On the wall to the left of the window, about four feet away, in a corner of a patch of peeling plaster, Fima saw a gray lizard, immobile, staring like himself, longingly, toward the Bethlehem hills. Or else watching a fly that was invisible to Fima. Once upon a time, on those hills and in their winding valleys, there wandered judges and kings, conquerors, prophets of consolation and wrath, world-reforming saviors, impostors, dreamers, priests and hearers of voices, traitors, messiahs, Roman prefects, Byzantine governors, Muslim generals, and crusader princes, and ascetics, hermits, wonderworkers, and sufferers. To this day Jerusalem still resounds with their memory in the ringing of its church bells, sobs out their names from the tops of its minarets, and conjures them back with cabbalistic incantations. And now, at this moment, there was, it seemed, not a living soul left in the city, bar himself and the lizard and the light.
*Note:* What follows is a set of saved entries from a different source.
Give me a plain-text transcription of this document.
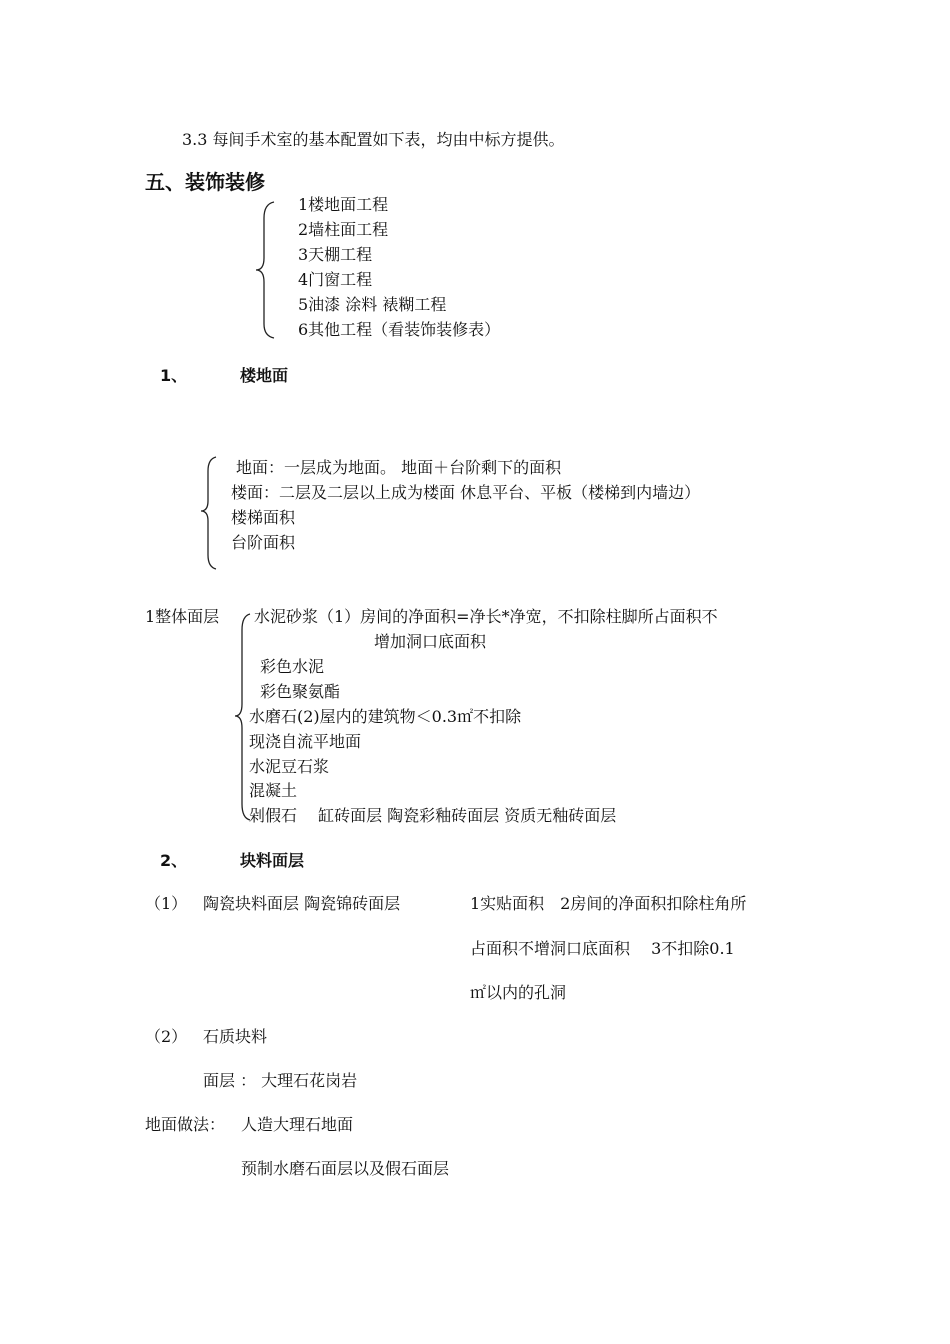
3.3 每间手术室的基本配置如下表，均由中标方提供。
五、装饰装修
1楼地面工程
2墙柱面工程
3天棚工程
4门窗工程
5油漆 涂料 裱糊工程
6其他工程（看装饰装修表）
1、	楼地面
地面：一层成为地面。 地面＋台阶剩下的面积
楼面：二层及二层以上成为楼面 休息平台、平板（楼梯到内墙边）
楼梯面积
台阶面积
1整体面层 水泥砂浆（1）房间的净面积=净长*净宽，不扣除柱脚所占面积不
增加洞口底面积
彩色水泥
彩色聚氨酯
水磨石(2)屋内的建筑物＜0.3㎡不扣除
现浇自流平地面
水泥豆石浆
混凝土
剁假石　 缸砖面层 陶瓷彩釉砖面层 资质无釉砖面层
2、	块料面层
（1） 陶瓷块料面层 陶瓷锦砖面层	1实贴面积　2房间的净面积扣除柱角所
占面积不增洞口底面积　 3不扣除0.1
㎡以内的孔洞
（2） 石质块料
面层 ： 大理石花岗岩
地面做法： 人造大理石地面
预制水磨石面层以及假石面层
When he was younger he too used to fancy he could hear a voice as he walked among Jerusalem's alleys and boulder-strewn waste plots. He even tried to record in words what he fancied he had heard. In those days he might still have been able to stir some hearts. Even now he could sometimes fascinate a few souls, particularly women, in those Friday-night get-togethers at the Tobiases' or the Gefens'. Sometimes he would throw out a dazzling idea, and for an instant the whole room would hold its breath. His ideas would then make their way around by word of mouth, and occasionally they even reached the columns of the newspapers. Sometimes, when the spirit moved him, he managed to coin a new phrase, to formulate a perception of die situation in words that had not previously been used, to utter some penetrating aperçu which circulated in the city until he came across it a few days later on the radio, severed from him and his name, and often distorted. His friends enjoyed reminding him, as a sort of mild rebuke, how once or twice he had shown real foresight, as for example in 'seventy-three, when he had gone around lamenting to the point of ridicule the blindness that was afflicting Israel, the impending catastrophe. Or on the eve of the invasion of Lebanon. Or before the wave of Islamic fundamentalism. Whenever his friends reminded him of these prophecies, Fima would recoil and reply with a rueful grin that it was nothing, the writing was already on the wall and any child could read it.